Father Wycazik said, “You promised me three weeks.”
“All right.” Brendan unconsciously fingered his Roman collar and seemed disturbed by the thought of removing it, which was a good sign.
“You’ll move out of the rectory until Christmas. I’ll give you funds to pay for meals and an inexpensive hotel room. You’ll work and live in the real world, beyond the shelter of the ecclesiastic life. Now, change clothes, pack your suitcases, and report back to me. Meanwhile, I’ll call Dr. McMurtry and make the necessary arrangements.”
Brendan sighed, got up, went to the door. “There’s one thing maybe supports the notion that my problem’s psychological, not intellectual. I’ve been having these dreams…actually the same dream every time.”
“A recurring dream. That’s very Freudian.”
“I’ve had it several times a month since August. But this week it’s become a regular occurrence—three out of the last four nights. It’s a bad one, too—a short dream that I have over and over again in one night. Short, but…intense. It’s about these black gloves.”
“Black gloves?”
Brendan grimaced. “I’m in a strange place. Don’t know where. I’m lying in bed, I think. I seem to be…restrained. My arms are held down. And my legs. I want to move, run, get out of there, but I can’t. The light is dim. Can’t see much. Then these hands…” He shuddered.
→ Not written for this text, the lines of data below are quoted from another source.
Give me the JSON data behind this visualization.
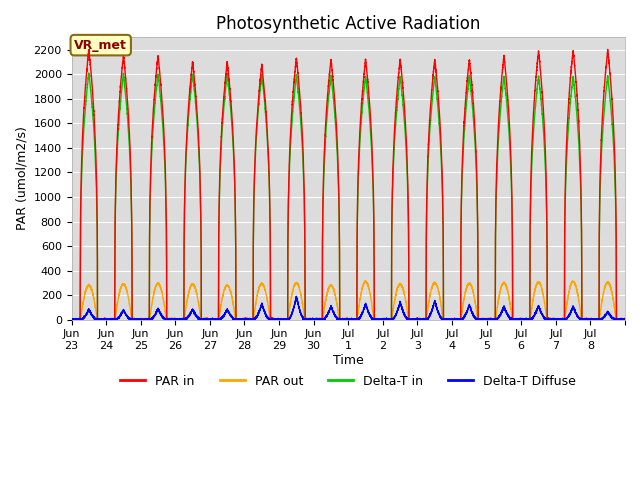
{
  "title": "Photosynthetic Active Radiation",
  "ylabel": "PAR (umol/m2/s)",
  "xlabel": "Time",
  "annotation": "VR_met",
  "annotation_color": "#8B0000",
  "annotation_bg": "#FFFFC0",
  "annotation_border": "#8B6914",
  "ylim": [
    0,
    2300
  ],
  "yticks": [
    0,
    200,
    400,
    600,
    800,
    1000,
    1200,
    1400,
    1600,
    1800,
    2000,
    2200
  ],
  "background_color": "#DCDCDC",
  "plot_bg": "#DCDCDC",
  "grid_color": "white",
  "series": {
    "par_in": {
      "color": "red",
      "label": "PAR in",
      "lw": 1.0
    },
    "par_out": {
      "color": "orange",
      "label": "PAR out",
      "lw": 1.0
    },
    "delta_t_in": {
      "color": "#00CC00",
      "label": "Delta-T in",
      "lw": 1.0
    },
    "delta_t_diffuse": {
      "color": "blue",
      "label": "Delta-T Diffuse",
      "lw": 1.0
    }
  },
  "n_days": 16,
  "peaks_par_in": [
    2200,
    2150,
    2150,
    2100,
    2100,
    2075,
    2130,
    2120,
    2120,
    2120,
    2120,
    2120,
    2150,
    2190,
    2195,
    2195
  ],
  "peaks_par_out": [
    280,
    290,
    295,
    290,
    280,
    295,
    300,
    280,
    310,
    290,
    300,
    295,
    300,
    305,
    310,
    305
  ],
  "peaks_delta_t_in": [
    2010,
    2000,
    2000,
    2000,
    2000,
    1995,
    1990,
    1990,
    1985,
    1980,
    1980,
    1985,
    1985,
    1985,
    1985,
    1985
  ],
  "peaks_diffuse": [
    85,
    80,
    90,
    85,
    85,
    130,
    190,
    110,
    130,
    145,
    155,
    120,
    110,
    115,
    110,
    65
  ],
  "xtick_labels": [
    "Jun 23",
    "Jun 24",
    "Jun 25",
    "Jun 26",
    "Jun 27",
    "Jun 28",
    "Jun 29",
    "Jun 30",
    "Jul 1",
    "Jul 2",
    "Jul 3",
    "Jul 4",
    "Jul 5",
    "Jul 6",
    "Jul 7",
    "Jul 8"
  ],
  "title_fontsize": 12,
  "axis_label_fontsize": 9,
  "tick_fontsize": 8,
  "legend_fontsize": 9
}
“Hands wearing black gloves?” Father Wycazik prompted.
“Yes. Shiny black gloves. Vinyl or rubber. Tightly fitted and shiny, not like ordinary gloves.” Brendan let go of the doorknob, took two steps toward the middle of the room, and stood with his hands raised before his face, as if the sight of them would help him recollect the details of the menacing hands in his dream. “I can’t see whose hands they are. Something
wrong with my vision. I can see the hands…the gloves…but only up to the wrists. Beyond that, it’s all…blurry.”